This is my second installment of articles about the stages of grief. This time I’ll talk a little about anger. You can find the first installment on denial here.
Anger is a potent emotion. The loss of a loved one will probably cause you to feel anger at some point towards people and your situation. Again, this emotion is another normal stage in your grieving period, and you will get through it.
There may be anger towards the one who has passed away. You may experience a sense of abandonment, especially when you’re having a bad day.
I remember yelling at my husband for leaving me, when I was alone of course. One time I went to the cemetery and laid beside his grave and yelled and cried because I was alone after 26 years and had no clue what to do. This phase didn’t last long.
If you are feeling this way, don’t feel guilty about your anger. It’s perfectly alright.
Your anger may be directed at the doctor, hospital, or EMT personnel. You may blame them for your loved one’s death, even when the fault doesn’t lie with them. Don’t get me wrong, I realize that in some cases the fault is with these folks, but usually it’s no one’s fault.
Resentment towards God during this time can be common as well. You may think that you’re being punished for something. For others, God is their comfort and without Him they wouldn’t be able to get through this horrific time. If you are a believer, turn to God for strength and comfort.
And don’t forget your family members. They may not know what to say to make things better, but you need each other, so turn to them as well when you’re struggling with your emotions.
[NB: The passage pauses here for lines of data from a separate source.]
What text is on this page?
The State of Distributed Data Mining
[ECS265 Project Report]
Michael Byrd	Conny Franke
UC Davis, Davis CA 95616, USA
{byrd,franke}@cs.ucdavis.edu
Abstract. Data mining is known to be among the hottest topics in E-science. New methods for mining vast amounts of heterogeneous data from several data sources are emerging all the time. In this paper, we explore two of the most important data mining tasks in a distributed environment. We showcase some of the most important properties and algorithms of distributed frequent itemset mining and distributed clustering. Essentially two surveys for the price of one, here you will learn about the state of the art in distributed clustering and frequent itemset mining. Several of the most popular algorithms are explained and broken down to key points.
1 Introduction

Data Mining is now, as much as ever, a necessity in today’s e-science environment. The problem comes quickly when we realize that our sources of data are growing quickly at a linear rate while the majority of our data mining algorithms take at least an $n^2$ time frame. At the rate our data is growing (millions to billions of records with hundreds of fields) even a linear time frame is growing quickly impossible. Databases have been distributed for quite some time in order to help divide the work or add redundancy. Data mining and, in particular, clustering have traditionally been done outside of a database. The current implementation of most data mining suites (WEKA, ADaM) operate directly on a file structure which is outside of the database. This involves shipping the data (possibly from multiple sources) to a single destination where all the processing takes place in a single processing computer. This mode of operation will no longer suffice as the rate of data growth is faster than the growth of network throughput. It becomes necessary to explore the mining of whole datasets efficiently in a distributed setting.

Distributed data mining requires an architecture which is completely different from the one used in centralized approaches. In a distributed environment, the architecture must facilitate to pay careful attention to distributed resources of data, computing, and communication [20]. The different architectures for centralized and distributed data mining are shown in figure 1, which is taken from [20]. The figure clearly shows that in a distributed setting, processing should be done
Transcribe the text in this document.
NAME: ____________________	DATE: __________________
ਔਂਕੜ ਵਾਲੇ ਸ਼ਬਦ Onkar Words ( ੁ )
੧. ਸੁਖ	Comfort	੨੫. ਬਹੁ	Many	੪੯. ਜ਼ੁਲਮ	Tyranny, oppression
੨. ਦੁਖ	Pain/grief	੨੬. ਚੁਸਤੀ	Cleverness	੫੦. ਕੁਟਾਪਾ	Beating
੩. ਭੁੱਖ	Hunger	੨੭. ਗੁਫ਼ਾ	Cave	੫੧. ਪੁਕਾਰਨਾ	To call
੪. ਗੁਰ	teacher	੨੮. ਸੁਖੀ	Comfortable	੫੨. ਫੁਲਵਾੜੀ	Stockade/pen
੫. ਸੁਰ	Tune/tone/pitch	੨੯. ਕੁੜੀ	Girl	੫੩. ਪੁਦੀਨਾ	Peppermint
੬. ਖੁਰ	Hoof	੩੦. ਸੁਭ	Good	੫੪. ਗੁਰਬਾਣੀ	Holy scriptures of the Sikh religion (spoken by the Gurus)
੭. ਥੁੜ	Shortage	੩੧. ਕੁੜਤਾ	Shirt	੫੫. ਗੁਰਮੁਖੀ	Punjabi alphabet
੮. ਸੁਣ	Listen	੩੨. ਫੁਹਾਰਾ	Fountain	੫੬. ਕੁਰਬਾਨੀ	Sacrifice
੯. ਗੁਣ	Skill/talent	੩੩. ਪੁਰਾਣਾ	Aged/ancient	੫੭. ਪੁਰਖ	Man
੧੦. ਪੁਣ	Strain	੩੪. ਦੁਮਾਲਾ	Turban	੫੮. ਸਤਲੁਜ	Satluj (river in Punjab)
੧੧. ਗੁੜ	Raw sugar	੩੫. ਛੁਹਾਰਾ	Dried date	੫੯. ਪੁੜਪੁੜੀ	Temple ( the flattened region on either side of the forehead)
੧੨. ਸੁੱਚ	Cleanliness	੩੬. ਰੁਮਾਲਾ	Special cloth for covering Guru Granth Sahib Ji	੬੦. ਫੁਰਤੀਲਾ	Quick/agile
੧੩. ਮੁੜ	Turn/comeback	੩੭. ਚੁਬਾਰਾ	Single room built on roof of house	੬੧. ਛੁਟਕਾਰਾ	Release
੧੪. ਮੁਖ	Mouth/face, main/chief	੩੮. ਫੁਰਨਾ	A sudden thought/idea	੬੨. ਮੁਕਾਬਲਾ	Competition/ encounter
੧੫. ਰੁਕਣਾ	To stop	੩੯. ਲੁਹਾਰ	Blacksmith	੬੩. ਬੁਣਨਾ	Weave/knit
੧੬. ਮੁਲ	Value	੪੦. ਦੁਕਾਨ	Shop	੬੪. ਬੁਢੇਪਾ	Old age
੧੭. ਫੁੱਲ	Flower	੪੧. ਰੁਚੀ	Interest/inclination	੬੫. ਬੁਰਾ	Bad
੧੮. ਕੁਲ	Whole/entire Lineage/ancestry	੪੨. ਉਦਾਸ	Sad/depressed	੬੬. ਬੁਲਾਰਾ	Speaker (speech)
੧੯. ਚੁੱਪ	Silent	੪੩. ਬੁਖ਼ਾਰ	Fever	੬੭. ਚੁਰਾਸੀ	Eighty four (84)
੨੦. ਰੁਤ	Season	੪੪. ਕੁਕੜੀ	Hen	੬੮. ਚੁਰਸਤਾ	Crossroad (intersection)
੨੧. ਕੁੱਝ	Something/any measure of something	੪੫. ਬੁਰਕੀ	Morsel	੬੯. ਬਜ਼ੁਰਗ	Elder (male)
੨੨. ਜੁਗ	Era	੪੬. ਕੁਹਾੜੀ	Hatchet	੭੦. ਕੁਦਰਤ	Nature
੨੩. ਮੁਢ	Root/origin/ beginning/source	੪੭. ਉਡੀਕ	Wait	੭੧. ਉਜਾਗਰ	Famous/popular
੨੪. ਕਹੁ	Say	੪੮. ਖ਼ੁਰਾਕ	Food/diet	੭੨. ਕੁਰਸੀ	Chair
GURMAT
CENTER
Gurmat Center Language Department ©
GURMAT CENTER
It’s possible that you will even get angry with yourself for not handling the issue the way you’ve seen others handle it, but death is not the same for every mourner. Don’t compare yourself to others; your situation is unique to you. We all must deal with tragedy in our own way.
There will be days when you’re mad at the world and not at anyone or anything in particular. Your anger may even be totally irrational. Don’t worry, you’re human, and this is going to happen. Just try not to lash out at your family or friends.
When you’re enraged try to work through your emotions rationally, take a deep breath, count to 10, or even scream for a few seconds (if you’re alone). Please know that you’re not crazy, you’re normal and this too shall pass. Try to remember that your loved one wouldn’t want you to be miserable-they would want you to try to be happy. Yes, this feels like a huge stretch at the beginning of your grief, but you will get there one day.